A week later we ate supper in our camper and shouldered light packs for a three mile hike up the Kesugi Ridge in Denali State Park to an excellent viewpoint of the actual summit of Denali, the highest peak in North America. Shrouded in clouds over 70% of the time we lucked into a break in the both the smoky skies and the cloud cover. For a brief 12 hours the amazing views, ample ripe blueberries (HEY BEAR!!!) and a million mosquitoes covering our head nets created another true Alaskan moment between.

Roan Harvey camping below Denali and K’esugi Mountain with ample bugs, Little Coal Creek Trail, K’esugi Ridge Trail.
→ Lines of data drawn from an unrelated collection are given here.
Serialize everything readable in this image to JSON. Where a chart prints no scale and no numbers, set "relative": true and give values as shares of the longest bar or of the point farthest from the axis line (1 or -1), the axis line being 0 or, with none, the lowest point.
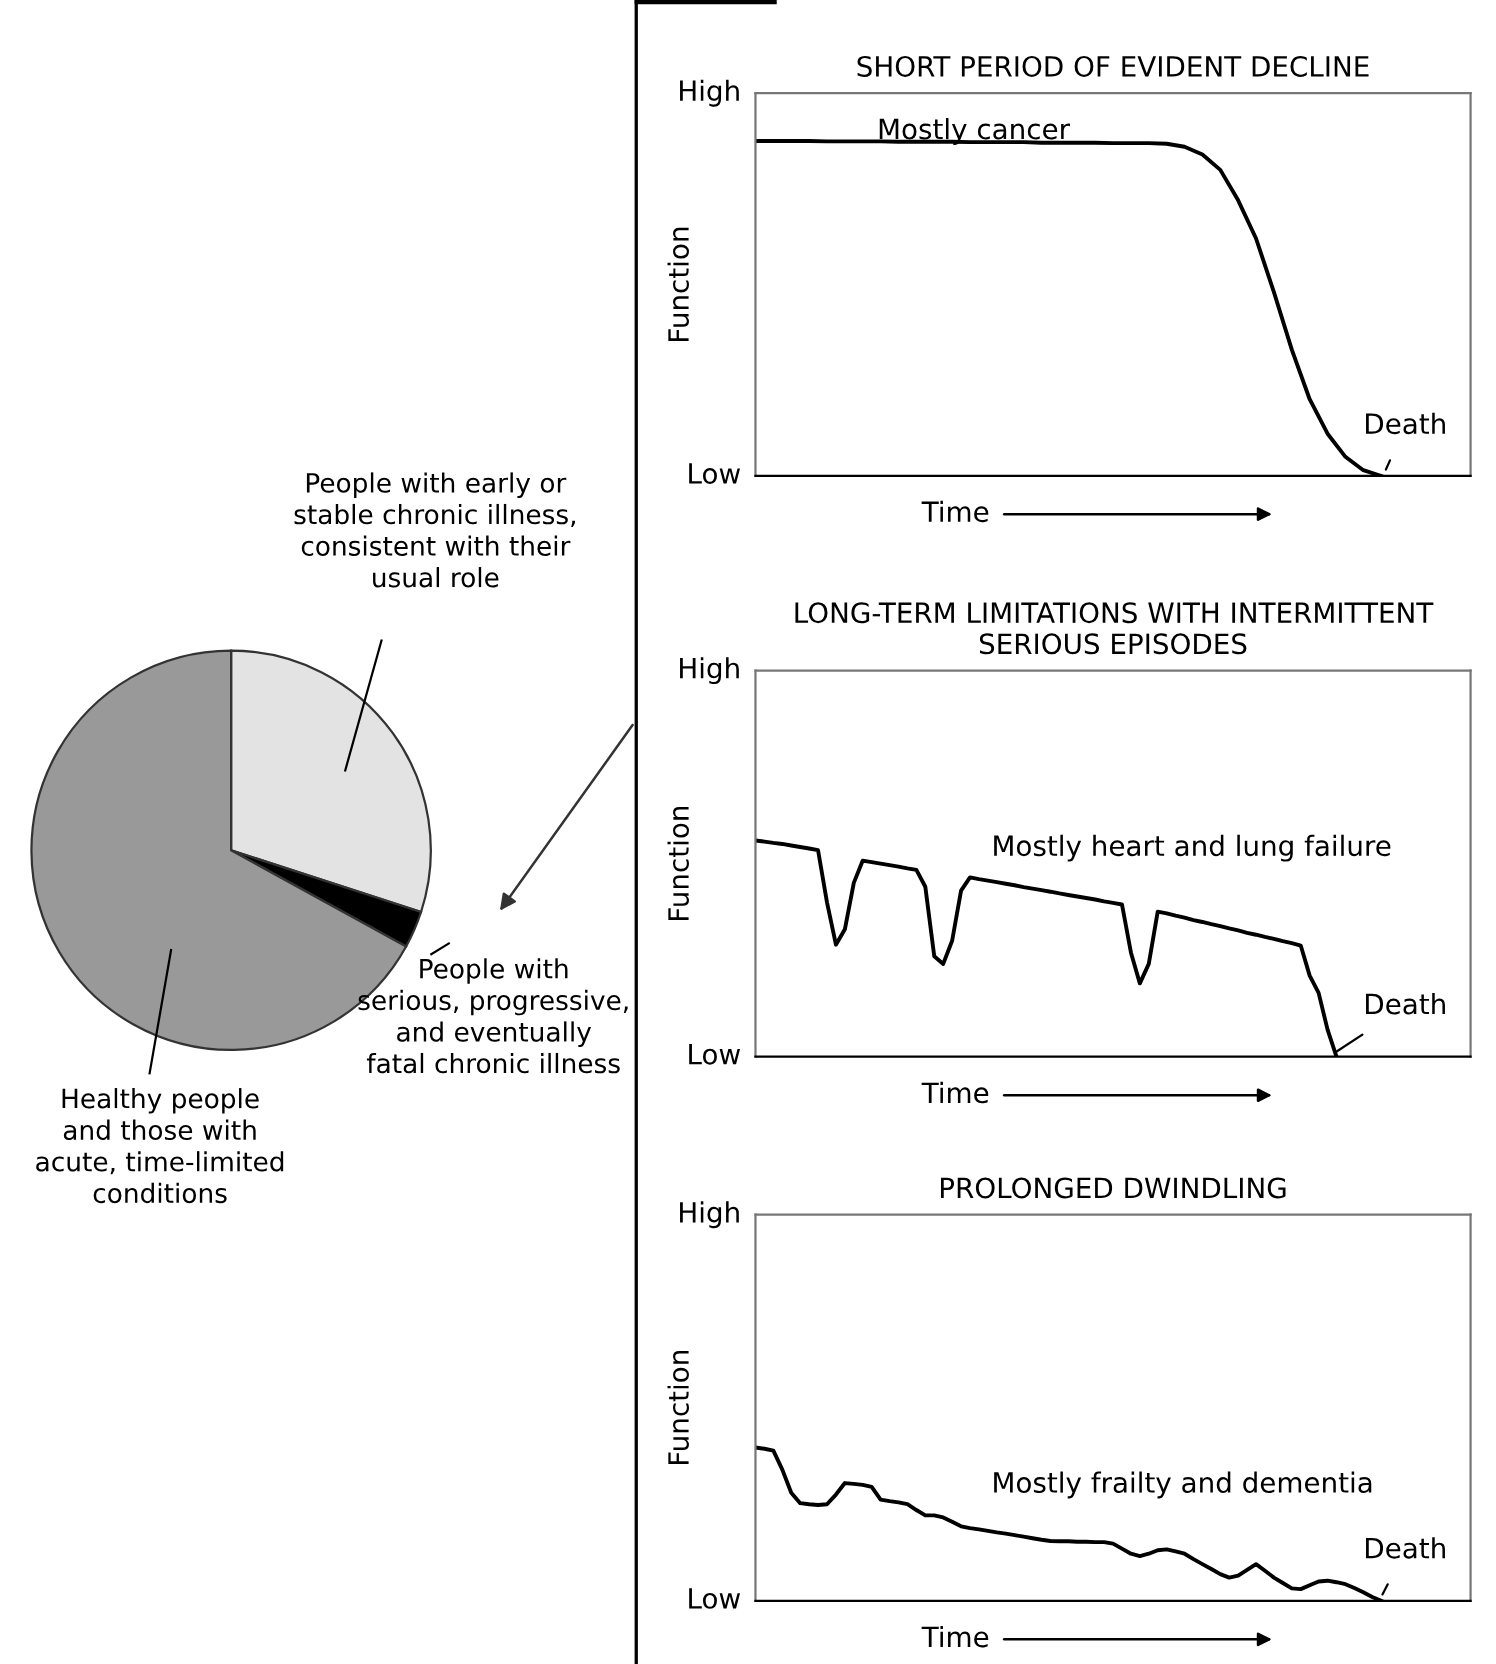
{
  "chart_data": [
    {
      "type": "pie",
      "categories": [
        "People with early or\nstable chronic illness,\nconsistent with their\nusual role",
        "People with\nserious, progressive,\nand eventually\nfatal chronic illness",
        "Healthy people\nand those with\nacute, time-limited\nconditions"
      ],
      "values": [
        30,
        3,
        67
      ],
      "colors": [
        "#e3e3e3",
        "#000000",
        "#999999"
      ]
    },
    {
      "type": "line",
      "title": "SHORT PERIOD OF EVIDENT DECLINE",
      "xlabel": "Time",
      "ylabel": "Function",
      "relative": true,
      "categories": [
        null,
        null,
        null,
        null,
        null,
        null,
        null,
        null,
        null,
        null,
        null,
        null,
        null,
        null,
        null,
        null,
        null,
        null,
        null,
        null,
        null,
        null,
        null,
        null,
        null,
        null,
        null,
        null,
        null,
        null,
        null,
        null,
        null,
        null,
        null,
        null,
        null,
        null,
        null,
        null,
        null
      ],
      "tick_labels": "y",
      "annotations": [
        "Mostly cancer",
        "Death",
        "High",
        "Low"
      ],
      "series": [
        {
          "color": "#000000",
          "values": [
            1,
            1,
            1,
            1,
            0.999,
            0.999,
            0.999,
            0.999,
            0.998,
            0.998,
            0.998,
            0.998,
            0.997,
            0.997,
            0.997,
            0.997,
            0.995,
            0.995,
            0.995,
            0.995,
            0.994,
            0.994,
            0.994,
            0.992,
            0.983,
            0.96,
            0.914,
            0.823,
            0.709,
            0.549,
            0.377,
            0.229,
            0.126,
            0.057,
            0.017,
            0,
            null,
            null,
            null,
            null,
            null
          ]
        }
      ]
    },
    {
      "type": "line",
      "title": "LONG-TERM LIMITATIONS WITH INTERMITTENT\nSERIOUS EPISODES",
      "xlabel": "Time",
      "ylabel": "Function",
      "relative": true,
      "categories": [
        null,
        null,
        null,
        null,
        null,
        null,
        null,
        null,
        null,
        null,
        null,
        null,
        null,
        null,
        null,
        null,
        null,
        null,
        null,
        null,
        null,
        null,
        null,
        null,
        null,
        null,
        null,
        null,
        null,
        null,
        null,
        null,
        null,
        null,
        null,
        null,
        null,
        null,
        null,
        null,
        null,
        null,
        null,
        null,
        null,
        null,
        null,
        null,
        null,
        null,
        null,
        null,
        null,
        null,
        null,
        null,
        null,
        null,
        null,
        null,
        null,
        null,
        null,
        null,
        null,
        null,
        null,
        null,
        null,
        null,
        null,
        null,
        null,
        null,
        null,
        null,
        null,
        null,
        null,
        null,
        null
      ],
      "tick_labels": "y",
      "annotations": [
        "Mostly heart and lung failure",
        "Death",
        "High",
        "Low"
      ],
      "series": [
        {
          "color": "#000000",
          "values": [
            1,
            0.995,
            0.989,
            0.984,
            0.977,
            0.97,
            0.963,
            0.955,
            0.714,
            0.518,
            0.589,
            0.804,
            0.907,
            0.9,
            0.893,
            0.886,
            0.879,
            0.871,
            0.864,
            0.786,
            0.464,
            0.429,
            0.536,
            0.768,
            0.829,
            0.821,
            0.814,
            0.807,
            0.8,
            0.793,
            0.784,
            0.777,
            0.77,
            0.763,
            0.755,
            0.748,
            0.741,
            0.734,
            0.727,
            0.718,
            0.711,
            0.704,
            0.482,
            0.339,
            0.429,
            0.671,
            0.663,
            0.652,
            0.643,
            0.632,
            0.623,
            0.613,
            0.604,
            0.593,
            0.584,
            0.573,
            0.564,
            0.554,
            0.545,
            0.534,
            0.525,
            0.514,
            0.375,
            0.295,
            0.125,
            0,
            null,
            null,
            null,
            null,
            null,
            null,
            null,
            null,
            null,
            null,
            null,
            null,
            null,
            null,
            null
          ]
        }
      ]
    },
    {
      "type": "line",
      "title": "PROLONGED DWINDLING",
      "xlabel": "Time",
      "ylabel": "Function",
      "relative": true,
      "categories": [
        null,
        null,
        null,
        null,
        null,
        null,
        null,
        null,
        null,
        null,
        null,
        null,
        null,
        null,
        null,
        null,
        null,
        null,
        null,
        null,
        null,
        null,
        null,
        null,
        null,
        null,
        null,
        null,
        null,
        null,
        null,
        null,
        null,
        null,
        null,
        null,
        null,
        null,
        null,
        null,
        null,
        null,
        null,
        null,
        null,
        null,
        null,
        null,
        null,
        null,
        null,
        null,
        null,
        null,
        null,
        null,
        null,
        null,
        null,
        null,
        null,
        null,
        null,
        null,
        null,
        null,
        null,
        null,
        null,
        null,
        null,
        null,
        null,
        null,
        null,
        null,
        null,
        null,
        null,
        null,
        null
      ],
      "tick_labels": "y",
      "annotations": [
        "Mostly frailty and dementia",
        "Death",
        "High",
        "Low"
      ],
      "series": [
        {
          "color": "#000000",
          "values": [
            1,
            0.992,
            0.98,
            0.856,
            0.705,
            0.637,
            0.63,
            0.625,
            0.63,
            0.693,
            0.768,
            0.763,
            0.756,
            0.743,
            0.66,
            0.65,
            0.642,
            0.63,
            0.592,
            0.557,
            0.557,
            0.544,
            0.516,
            0.486,
            0.474,
            0.466,
            0.456,
            0.446,
            0.438,
            0.428,
            0.418,
            0.408,
            0.398,
            0.39,
            0.388,
            0.388,
            0.385,
            0.385,
            0.383,
            0.383,
            0.373,
            0.34,
            0.307,
            0.292,
            0.307,
            0.33,
            0.335,
            0.322,
            0.307,
            0.272,
            0.239,
            0.207,
            0.174,
            0.151,
            0.164,
            0.202,
            0.239,
            0.196,
            0.151,
            0.116,
            0.081,
            0.076,
            0.101,
            0.126,
            0.131,
            0.121,
            0.108,
            0.083,
            0.055,
            0.025,
            0,
            null,
            null,
            null,
            null,
            null,
            null,
            null,
            null,
            null,
            null
          ]
        }
      ]
    }
  ]
}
Denali State Park, Talkeetna, Alaska.

Our final adventure was a 4000 foot ascent to the Harding Icefield near Seward on a moderately smoky day. Roan and Cheryl settled gratefully into the Big Agnes camp chairs I had stashed in my pack to finish Roan’s Kenai Fjords Junior Ranger Booklet. Facing a 4000 mile Alaskan Highway drive back to Colorado we paused, perched on a rock outcropping just above the vast expanse of bare, brain-like ice covered by countless fissures of tiny, yet raging, streams of water. Life flourishes almost instantly in that moment between frozen and flowing water. Ice worms and watermelon snow; vibrant moss and fireweed.
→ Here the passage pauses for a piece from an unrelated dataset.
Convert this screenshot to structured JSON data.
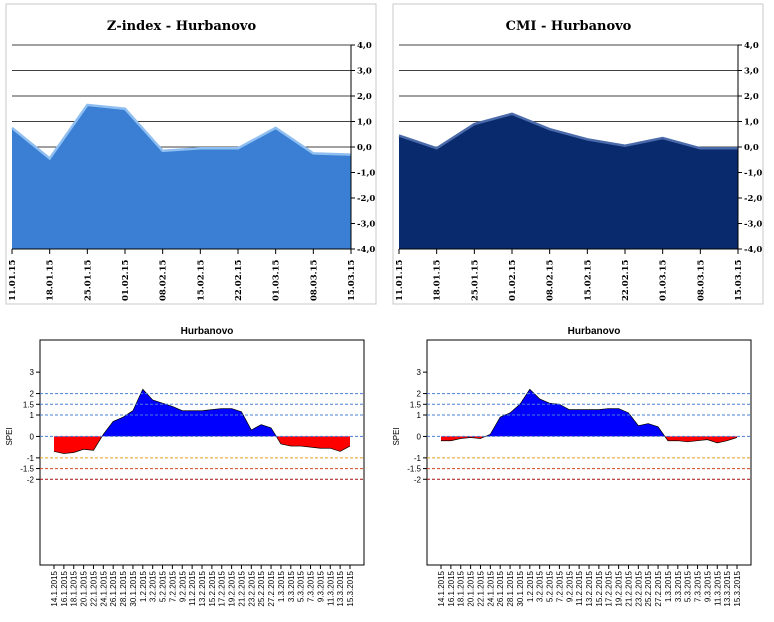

Cheryl was right to push this adventure. “You won’t know unless you go,” she repeated as we watched the powerful glacial runoff heading towards the ocean, filled with noisy potential. Alaska may no longer be a frozen state but it still is a wild one!

About the Author: For over 25 years Kennan Harvey has been living and breathing adventure photography! His mastery is providing a graphic interface between outdoor retailers and dramatic wildness. He lives “off-the-grid” with his wife and daughter in a self-built, solar powered home in the foothills of Colorado’s San Juan Mountains.

Comments (3)

3 responses

  1. Greg Parrish

    Come on back up and go fishing! ‘Nice article on your trip. It is such a big state…you could spend a lifetime adventuring and still not see everything! However, you covered some great areas. If you can come again, check out Wrangell Saint Elias National Park and Preserve…big and awesome, like the rest of Alaska!

  2. Barbara

    Nicely done. I am so happy that you went on this adventure. I remember driving the Alaska Highway in 1979 and then again in 1981 (actually only a part of it then as we took the Dempster Highway to the Northwest Territories) Cheryl was not quite a teenager on the Alaska Highway drive. However it is definitely is the Last Frontier. I wish I could have experienced all that you did.
    I hope you go back again someday.